Deep Voice laughed. “That kid sure knew his shit though.”
“People like that always know their shit,” High Voice said. “They’re basically walking computers. It sucks for me though. Today’s the end of the rotation, and I got showed up by a teenage robot.”
Deep Voice zipped up his pants and stepped over to the sink. The splashing water obscured the beginning of his reply. All I caught was his final statement: “I’d rather fail the surgery elective than spend a day in that boy’s life. I wonder what it’s like to live without emotions?”
High Voice made a snorting sound. “Whatever. How would he even know what he’s missing?”
On the way home from the hospital, I told Liam what I had heard. He didn’t say anything at first.
“Do you think I’m missing something?” I asked him.
He shook his head. “Of course not. Don’t let those morons upset you.”
“I’m not upset,” I tell him. “Because I know they’re wrong. I just can’t prove it.”
“You don’t have to prove anything to anyone.”
He’s probably right. Still, I think it would be easier for me if I could explain what I was feeling. When I was little, I would just scream until my sister fixed whatever was bothering me. Rain once told me that I keep my emotions in a box, and that no one has the key to the box. I had no idea what that meant. So I said, “Rain, what are you feeling right now?” She started to answer me, and I interrupted her. “No. I want you to describe your emotions. But you have to do it in German.”

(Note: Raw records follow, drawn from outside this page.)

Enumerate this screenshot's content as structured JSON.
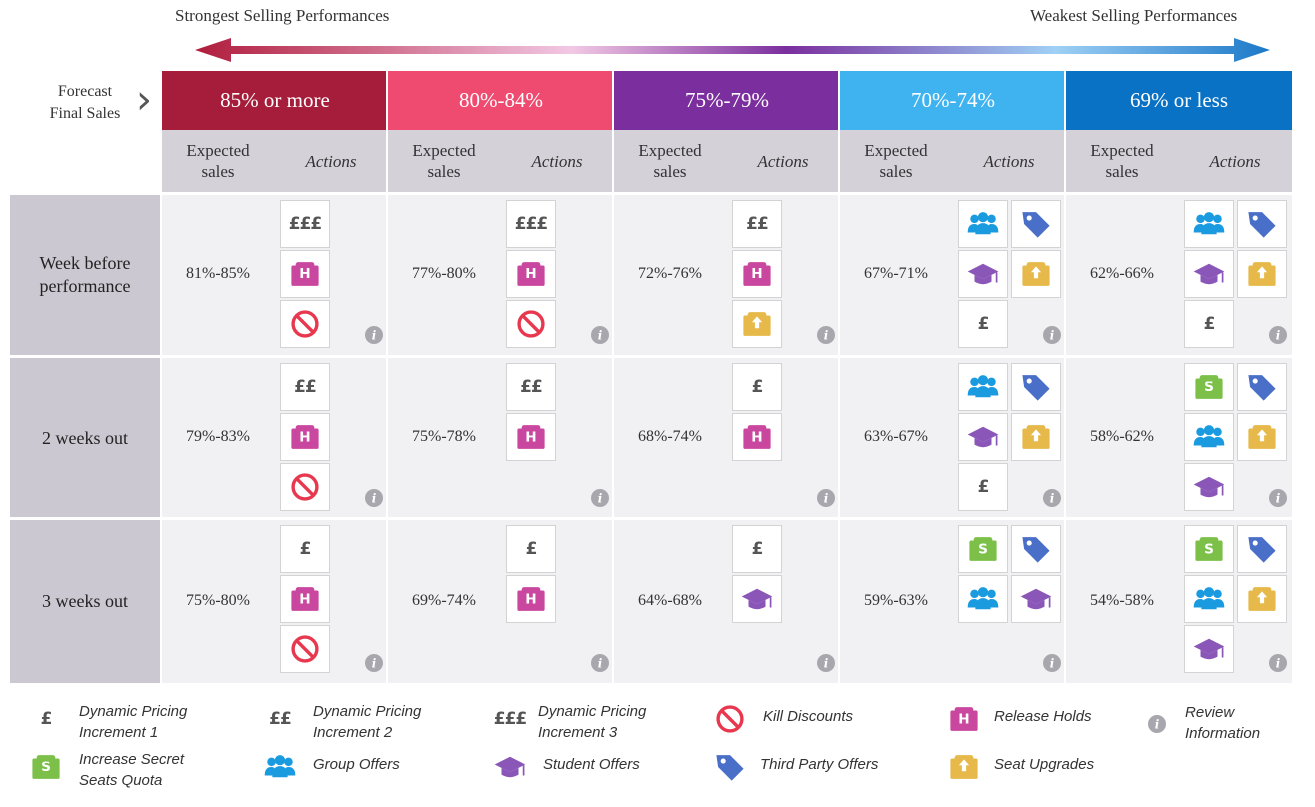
{
  "top": {
    "left_label": "Strongest Selling Performances",
    "right_label": "Weakest Selling Performances"
  },
  "forecast_label": {
    "line1": "Forecast",
    "line2": "Final Sales"
  },
  "bands": [
    {
      "label": "85% or more",
      "color": "#a51d3b"
    },
    {
      "label": "80%-84%",
      "color": "#ef4a6f"
    },
    {
      "label": "75%-79%",
      "color": "#7b2f9e"
    },
    {
      "label": "70%-74%",
      "color": "#3fb3f0"
    },
    {
      "label": "69% or less",
      "color": "#0a72c4"
    }
  ],
  "subheaders": {
    "expected_line1": "Expected",
    "expected_line2": "sales",
    "actions": "Actions"
  },
  "pounds": {
    "p1": "£",
    "p2": "££",
    "p3": "£££"
  },
  "rows": [
    {
      "label_line1": "Week before",
      "label_line2": "performance",
      "cells": [
        {
          "pct": "81%-85%",
          "icons": [
            "pound3",
            "release-holds",
            "kill-discounts"
          ]
        },
        {
          "pct": "77%-80%",
          "icons": [
            "pound3",
            "release-holds",
            "kill-discounts"
          ]
        },
        {
          "pct": "72%-76%",
          "icons": [
            "pound2",
            "release-holds",
            "seat-upgrades"
          ]
        },
        {
          "pct": "67%-71%",
          "icons": [
            "group-offers",
            "third-party-offers",
            "student-offers",
            "seat-upgrades",
            "pound1"
          ]
        },
        {
          "pct": "62%-66%",
          "icons": [
            "group-offers",
            "third-party-offers",
            "student-offers",
            "seat-upgrades",
            "pound1"
          ]
        }
      ]
    },
    {
      "label_line1": "2 weeks out",
      "label_line2": "",
      "cells": [
        {
          "pct": "79%-83%",
          "icons": [
            "pound2",
            "release-holds",
            "kill-discounts"
          ]
        },
        {
          "pct": "75%-78%",
          "icons": [
            "pound2",
            "release-holds"
          ]
        },
        {
          "pct": "68%-74%",
          "icons": [
            "pound1",
            "release-holds"
          ]
        },
        {
          "pct": "63%-67%",
          "icons": [
            "group-offers",
            "third-party-offers",
            "student-offers",
            "seat-upgrades",
            "pound1"
          ]
        },
        {
          "pct": "58%-62%",
          "icons": [
            "secret-seats",
            "third-party-offers",
            "group-offers",
            "seat-upgrades",
            "student-offers"
          ]
        }
      ]
    },
    {
      "label_line1": "3 weeks out",
      "label_line2": "",
      "cells": [
        {
          "pct": "75%-80%",
          "icons": [
            "pound1",
            "release-holds",
            "kill-discounts"
          ]
        },
        {
          "pct": "69%-74%",
          "icons": [
            "pound1",
            "release-holds"
          ]
        },
        {
          "pct": "64%-68%",
          "icons": [
            "pound1",
            "student-offers"
          ]
        },
        {
          "pct": "59%-63%",
          "icons": [
            "secret-seats",
            "third-party-offers",
            "group-offers",
            "student-offers"
          ]
        },
        {
          "pct": "54%-58%",
          "icons": [
            "secret-seats",
            "third-party-offers",
            "group-offers",
            "seat-upgrades",
            "student-offers"
          ]
        }
      ]
    }
  ],
  "legend": [
    {
      "icon": "pound1",
      "line1": "Dynamic Pricing",
      "line2": "Increment 1"
    },
    {
      "icon": "pound2",
      "line1": "Dynamic Pricing",
      "line2": "Increment 2"
    },
    {
      "icon": "pound3",
      "line1": "Dynamic Pricing",
      "line2": "Increment 3"
    },
    {
      "icon": "kill-discounts",
      "line1": "Kill Discounts",
      "line2": ""
    },
    {
      "icon": "release-holds",
      "line1": "Release Holds",
      "line2": ""
    },
    {
      "icon": "info",
      "line1": "Review",
      "line2": "Information"
    },
    {
      "icon": "secret-seats",
      "line1": "Increase Secret",
      "line2": "Seats Quota"
    },
    {
      "icon": "group-offers",
      "line1": "Group Offers",
      "line2": ""
    },
    {
      "icon": "student-offers",
      "line1": "Student Offers",
      "line2": ""
    },
    {
      "icon": "third-party-offers",
      "line1": "Third Party Offers",
      "line2": ""
    },
    {
      "icon": "seat-upgrades",
      "line1": "Seat Upgrades",
      "line2": ""
    }
  ],
  "colors": {
    "release_holds": "#c9479f",
    "kill_discounts": "#e8384f",
    "group_offers": "#1a9be0",
    "third_party_offers": "#4a6fc9",
    "student_offers": "#8a56b8",
    "seat_upgrades": "#e6b94a",
    "secret_seats": "#7cc04a",
    "info": "#a7a7ad"
  }
}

Here’s the thing: If she traveled to Germany she would still feel things. But she’d have to use big, weird gestures to show people what she meant because she doesn’t speak German. And no one would understand her, no matter how hard she tried.
After I asked her to describe her emotions in German, Rain was quiet for a little while. Then she wrapped her arms around herself and squeezed. She does that when she wants to give me a hug but can’t.
“You’re always in Germany, aren’t you?”